ANNAPOLIS — A Georgia-based company will be responsible for the supply and distribution of fuel at state facilities, despite the strenuous objections of Comptroller Peter Franchot, who lamented that a Maryland company did not win the $305 million award.
Mansfield Oil Co. in Gainesville, Ga., was awarded a five-year contract by the Department of General Services that includes two, two-year options that could bring the award’s total value to $548 million.
The Board of Public Works — comprised of Franchot, Gov. Martin O’Malley and Treasurer Nancy K. Kopp — voted 2-1 to approve the contract award.
Franchot said he was disappointed the agency could not award the contract to an in-state company, especially given the award’s size and length. Mansfield will hold the contract at least until 2017, but perhaps as late as 2021 if both options are exercised.
Of the four finalists for the award, none were Maryland companies.
“For some reason … we couldn’t find one Maryland fuel supplier,” Franchot said in apparent disbelief.
Alvin C. Collins, secretary of general services, said three state companies responded to the agency’s Request for Proposals, but two were immediately thrown out because they did not adequately address parameters in the request. The last was disqualified because it did not have the ability to provide necessary services, he said.
After examining the third Maryland business, Collins said the agency basically told the bidder “you couldn’t get there even if you tried.”
“We did do every effort we could,” Collins said. “We think that the price … is very, very competitive,” so the agency could not restart the bidding process in an attempt to lure another Maryland company. Law prevents the state from giving preference to local companies when awarding a contract.
The secretary also noted that the Maryland companies that were disqualified — and the other out-of-state options — were not protesting the award.
“We don’t have a bid protest, which is unheard of,” Collins said. It’s also likely that Mansfield will hire Maryland subcontractors, he said.
The Maryland Statewide Fuel Dispensing Management System dispenses 10.8 million gallons of various motor fuels per year at more than 100 facilities across the state. About 15,000 state vehicles can use the stations.
Eight tasks are articulated in the contract, include replacing the state’s aging fuel-dispensing system, monitoring environmental and operational safety of the system and providing emergency response. Mansfield was the only company able to meet all eight tasks. The agency considered awarding parts of the contract to separate companies if it made fiscal sense, but Mansfield was the best option, Collins said.

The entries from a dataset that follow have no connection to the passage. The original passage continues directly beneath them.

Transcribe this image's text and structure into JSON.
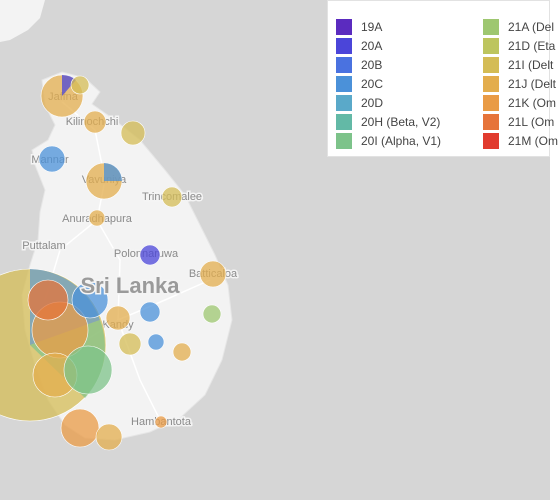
{
  "legend": [
    {
      "label": "19A",
      "color": "#5b2bbf"
    },
    {
      "label": "20A",
      "color": "#4b45d9"
    },
    {
      "label": "20B",
      "color": "#4a72e0"
    },
    {
      "label": "20C",
      "color": "#4b91d9"
    },
    {
      "label": "20D",
      "color": "#5aa9c9"
    },
    {
      "label": "20H (Beta, V2)",
      "color": "#63b9a6"
    },
    {
      "label": "20I (Alpha, V1)",
      "color": "#7dc38a"
    },
    {
      "label": "21A (Del",
      "color": "#9ec770"
    },
    {
      "label": "21D (Eta",
      "color": "#bdc55e"
    },
    {
      "label": "21I (Delt",
      "color": "#d4bc55"
    },
    {
      "label": "21J (Delt",
      "color": "#e3ad4d"
    },
    {
      "label": "21K (Om",
      "color": "#e99b45"
    },
    {
      "label": "21L (Om",
      "color": "#e6743a"
    },
    {
      "label": "21M (Om",
      "color": "#e13b2e"
    }
  ],
  "places": [
    "Jaffna",
    "Kilinochchi",
    "Mannar",
    "Vavuniya",
    "Trincomalee",
    "Anuradhapura",
    "Puttalam",
    "Polonnaruwa",
    "Batticaloa",
    "Kandy",
    "Hambantota"
  ],
  "country": "Sri Lanka"
}
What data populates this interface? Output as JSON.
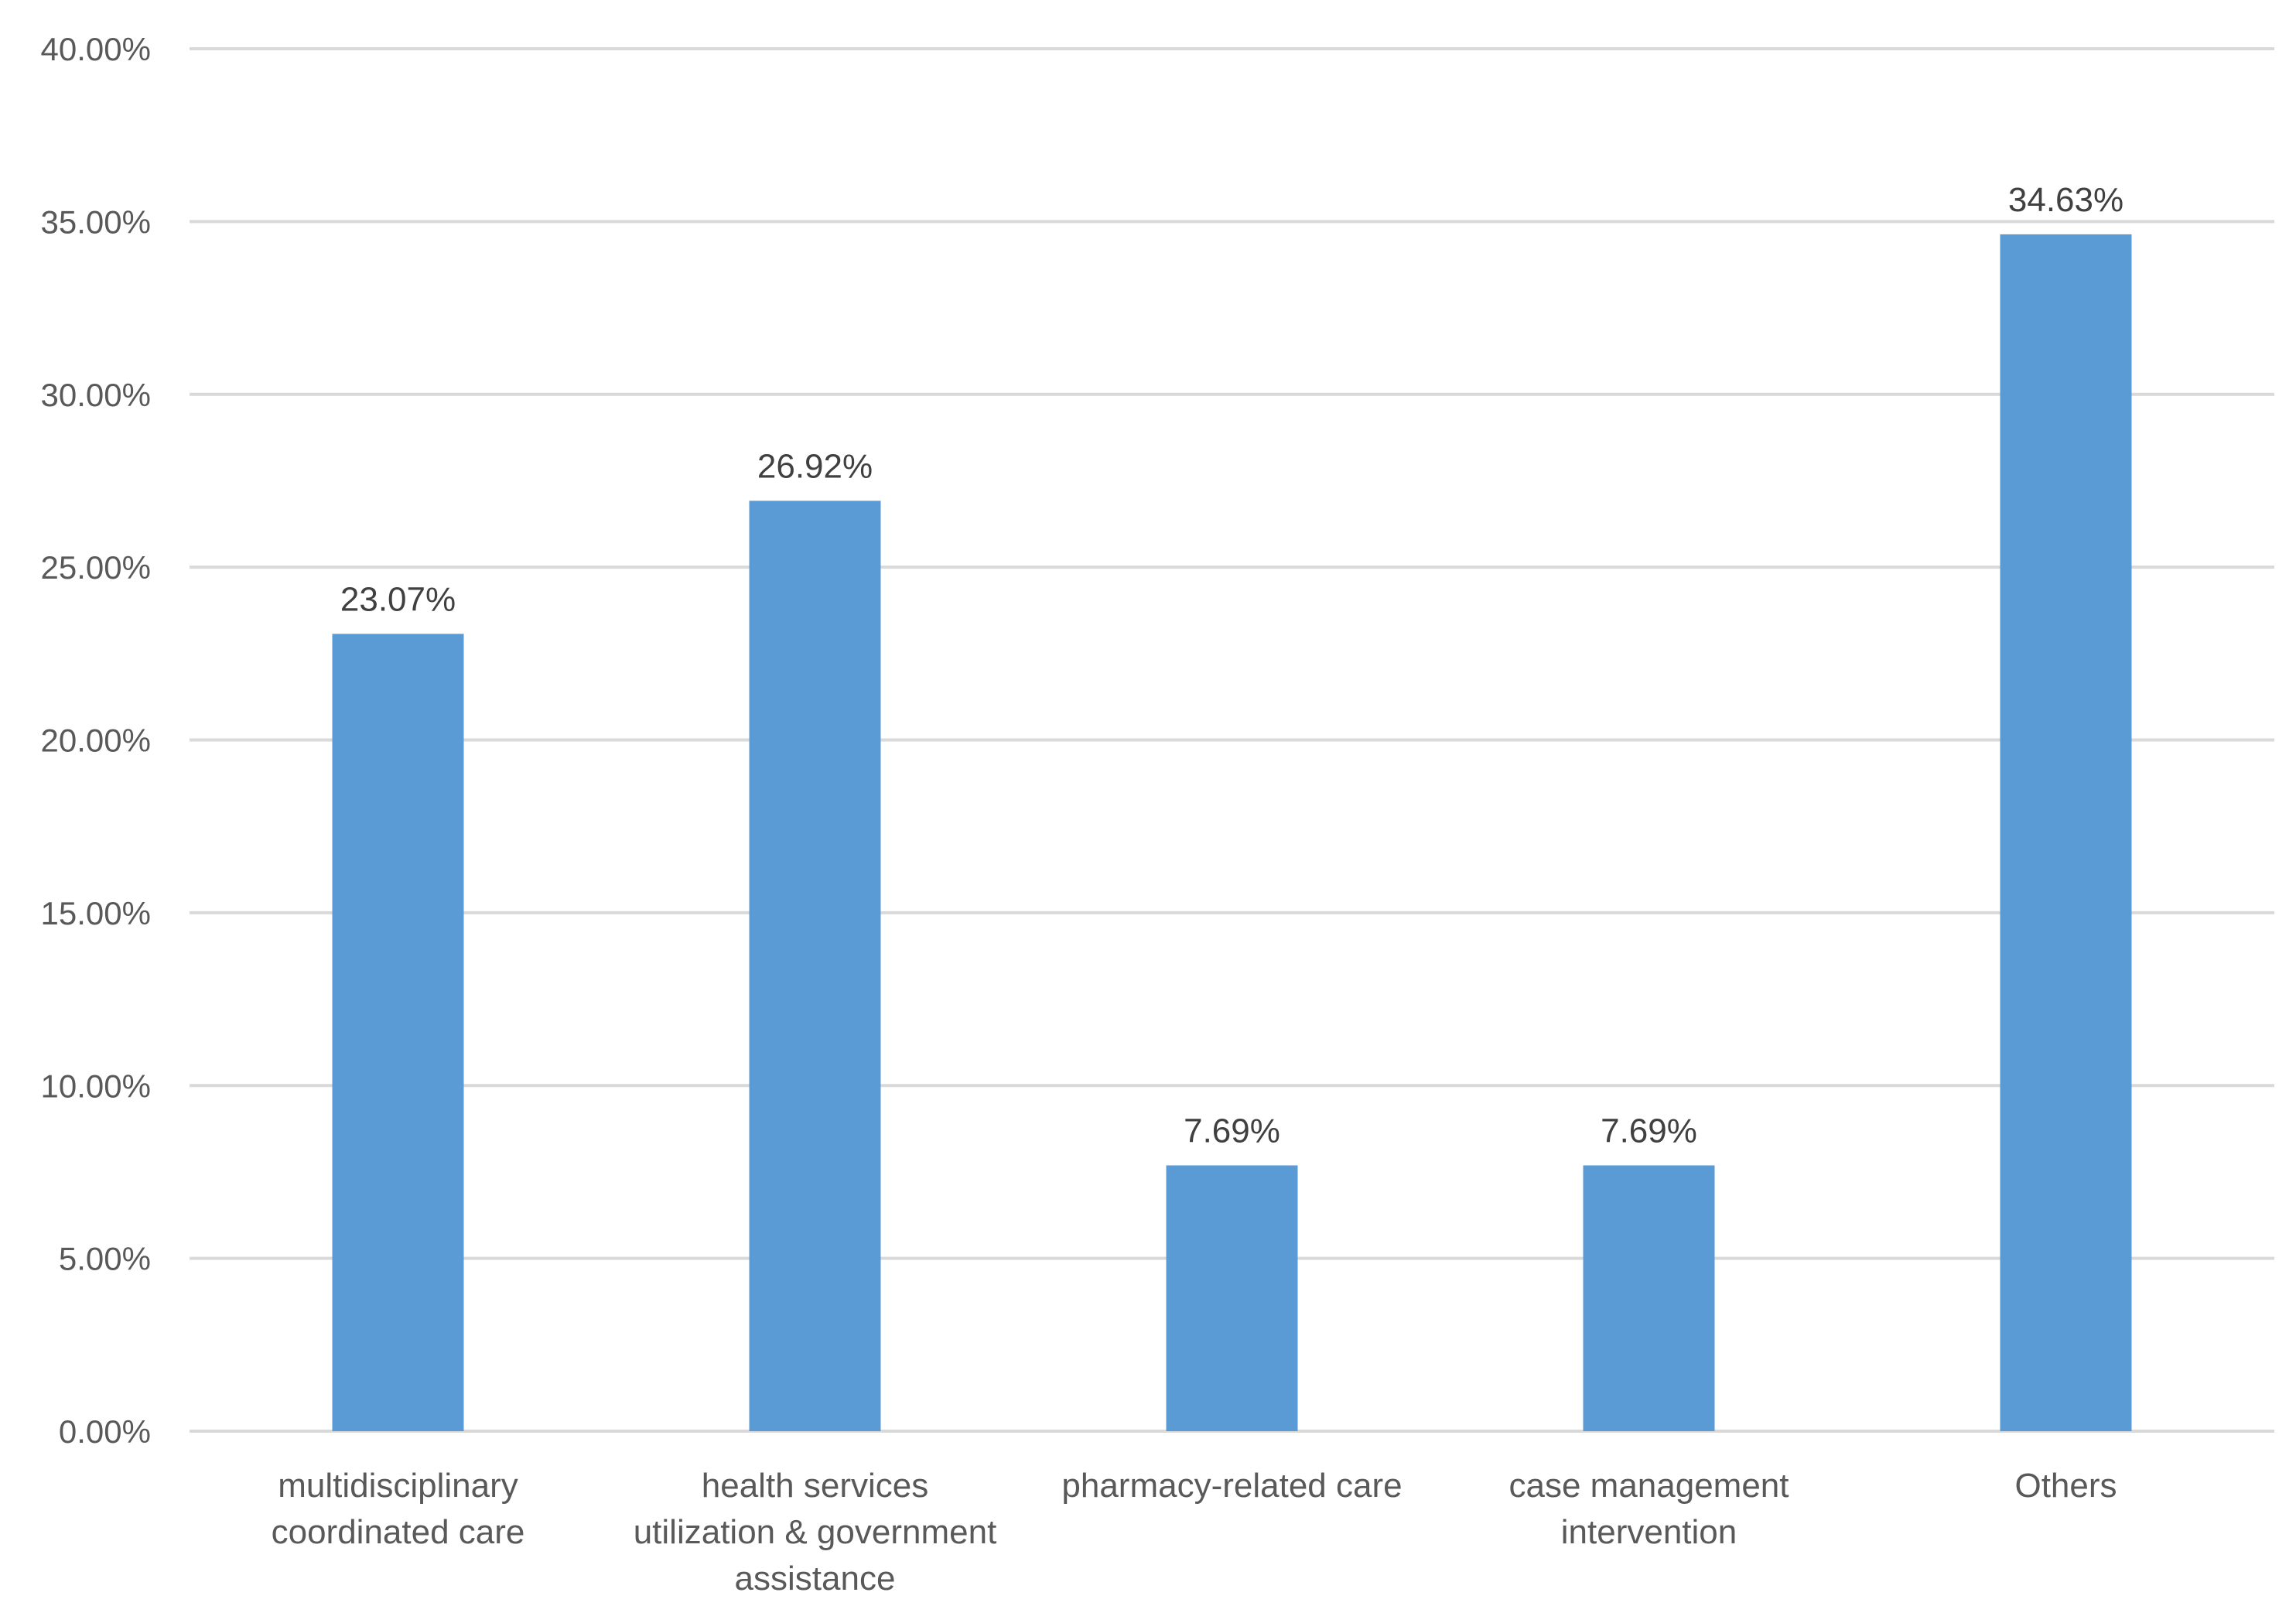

Franchot said he did not have a problem with the decision of the agency, but was instead frustrated that state companies were not in a position to effectively enter the bidding process. The comptroller said he wanted to explore what could be done that was “appropriate, legal and ethical” that could have helped a Maryland company win the contract.
“I just think we need to appreciate and acknowledge what we have and let them compete,” Franchot said, adding that even though the procurement may have been technically correct, it “was flawed.”
“These contracts are important,” Franchot said.
O’Malley and Kopp remained silent for much of the discussion before voting in favor of the award.
The board also voted unanimously to approve the award for a $598 million inmate health care contract, to be used by the Maryland Division of Correction and Maryland Division of Pretrial Detention and Services.
The winner of the contract was Pittsburgh-based Wexford Health Sources Inc., which beat out St. Louis-based Corizon Inc.
Corizon is protesting the award, but the Department of Budget and Management asked the board to approve the award because the vendor could make important service improvements and address concerns noted in a legislative audit.